Vance, the daughter of immigrants and a one-time Democrat, was a lawyer at a progressive law firm, raising her three young children in Ohio. Now, as second lady, she can’t leave a gym class without being spotted in Washington.
During the nearly hour-long interview, Vance was not asked to weigh in on any actions by the Trump administration, the president’s decision to strike Iran, the immigration raids that have roiled her native California or the crackdown on colleges and law firms.
Instead, Vance spoke about how the second couple is working to create a sense of normalcy for their three young children, and how she hopes to use her role to “make things just a little bit better for other people”. She talked about missing Ohio, trying to keep her kids off screens, her husband’s love for baking, and losing “that sense of being anonymous in public”.
Asked about being a first – Vance is the nation’s first south Asian and Hindu second lady – she said it has “not been something that people are hyper-focused on”.
“Maybe we’ve just sort of moved beyond trying to count firsts of everything,” she said, noting also that many people have told her “how proud they are and how excited they are for this, and that does give me a little bit of a sense of purpose”.
At the end of the interview, McCain, a former host of The View and daughter of the late Republican senator John McCain, raised what she called the “elephant in the room” and asked whether Vance had considered the prospect “that you could be our first lady in a few years”.

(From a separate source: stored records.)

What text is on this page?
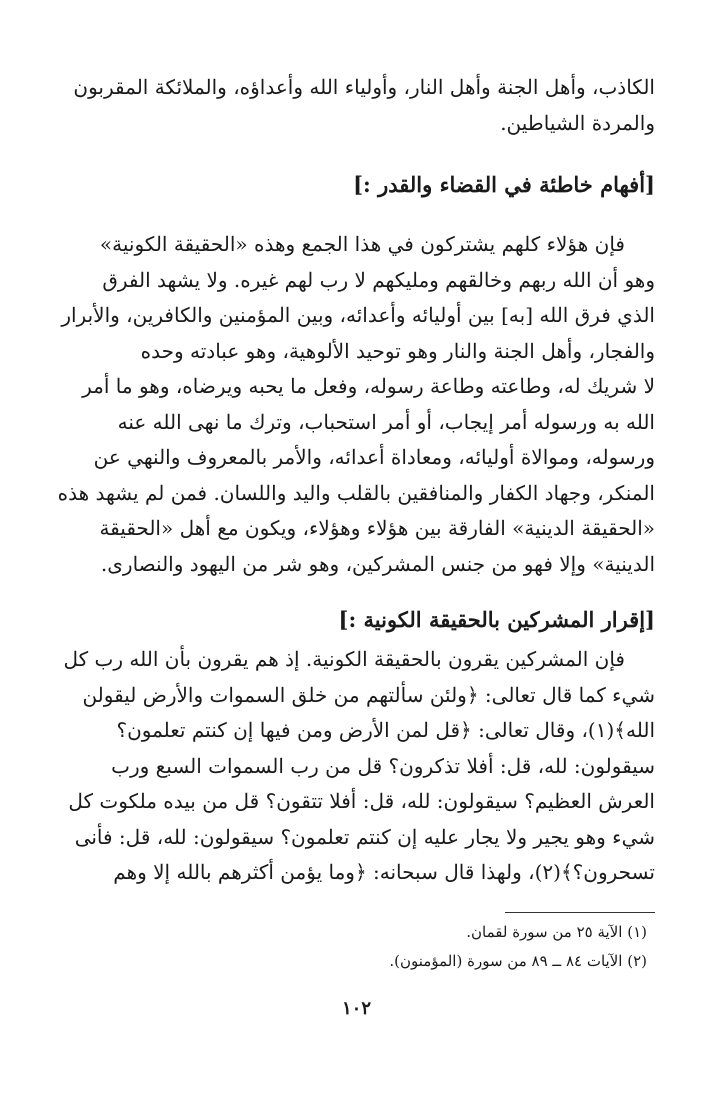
الكاذب، وأهل الجنة وأهل النار، وأولياء الله وأعداؤه، والملائكة المقربون
والمردة الشياطين.
[أفهام خاطئة في القضاء والقدر :]
فإن هؤلاء كلهم يشتركون في هذا الجمع وهذه «الحقيقة الكونية»
وهو أن الله ربهم وخالقهم ومليكهم لا رب لهم غيره. ولا يشهد الفرق
الذي فرق الله [به] بين أوليائه وأعدائه، وبين المؤمنين والكافرين، والأبرار
والفجار، وأهل الجنة والنار وهو توحيد الألوهية، وهو عبادته وحده
لا شريك له، وطاعته وطاعة رسوله، وفعل ما يحبه ويرضاه، وهو ما أمر
الله به ورسوله أمر إيجاب، أو أمر استحباب، وترك ما نهى الله عنه
ورسوله، وموالاة أوليائه، ومعاداة أعدائه، والأمر بالمعروف والنهي عن
المنكر، وجهاد الكفار والمنافقين بالقلب واليد واللسان. فمن لم يشهد هذه
«الحقيقة الدينية» الفارقة بين هؤلاء وهؤلاء، ويكون مع أهل «الحقيقة
الدينية» وإلا فهو من جنس المشركين، وهو شر من اليهود والنصارى.
[إقرار المشركين بالحقيقة الكونية :]
فإن المشركين يقرون بالحقيقة الكونية. إذ هم يقرون بأن الله رب كل
شيء كما قال تعالى: ﴿ولئن سألتهم من خلق السموات والأرض ليقولن
الله﴾(١)، وقال تعالى: ﴿قل لمن الأرض ومن فيها إن كنتم تعلمون؟
سيقولون: لله، قل: أفلا تذكرون؟ قل من رب السموات السبع ورب
العرش العظيم؟ سيقولون: لله، قل: أفلا تتقون؟ قل من بيده ملكوت كل
شيء وهو يجير ولا يجار عليه إن كنتم تعلمون؟ سيقولون: لله، قل: فأنى
تسحرون؟﴾(٢)، ولهذا قال سبحانه: ﴿وما يؤمن أكثرهم بالله إلا وهم
(١) الآية ٢٥ من سورة لقمان.
(٢) الآيات ٨٤ ــ ٨٩ من سورة (المؤمنون).
١٠٢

“I’m not plotting out next steps or really trying for anything after this,” Vance said. “In a dream world, eventually, I’ll be able to live in my home and kind of continue my career and all those sorts of things. And if that happens in four years, I understand. If that happens at some other point in the future, I understand. I’m just sort of along for the ride and enjoying it while I can.”
Vance has resisted choosing a single social cause to champion as her predecessors have done, concerned that the immediate response would be to “attribute some kind of political motive or start to polarize around it”. But she offered a glimpse of what she may focus on in her role. Her office is hosting the “Second Lady’s 2025 Summer Reading Challenge”, which she described as “the first of many small attempts” to promote reading as a way to draw “children into the world of things and not of devices”.
At one point in the conversation, McCain revealed that she was expecting a third child – a boy – and asked Vance to “share with me and women in America why having three kids is good”. Vance quickly congratulated McCain, and described how her children operated as a “pack”, playing together and taking care of each other. She assured McCain that the transition from two to three children was “shockingly, the easiest of all”.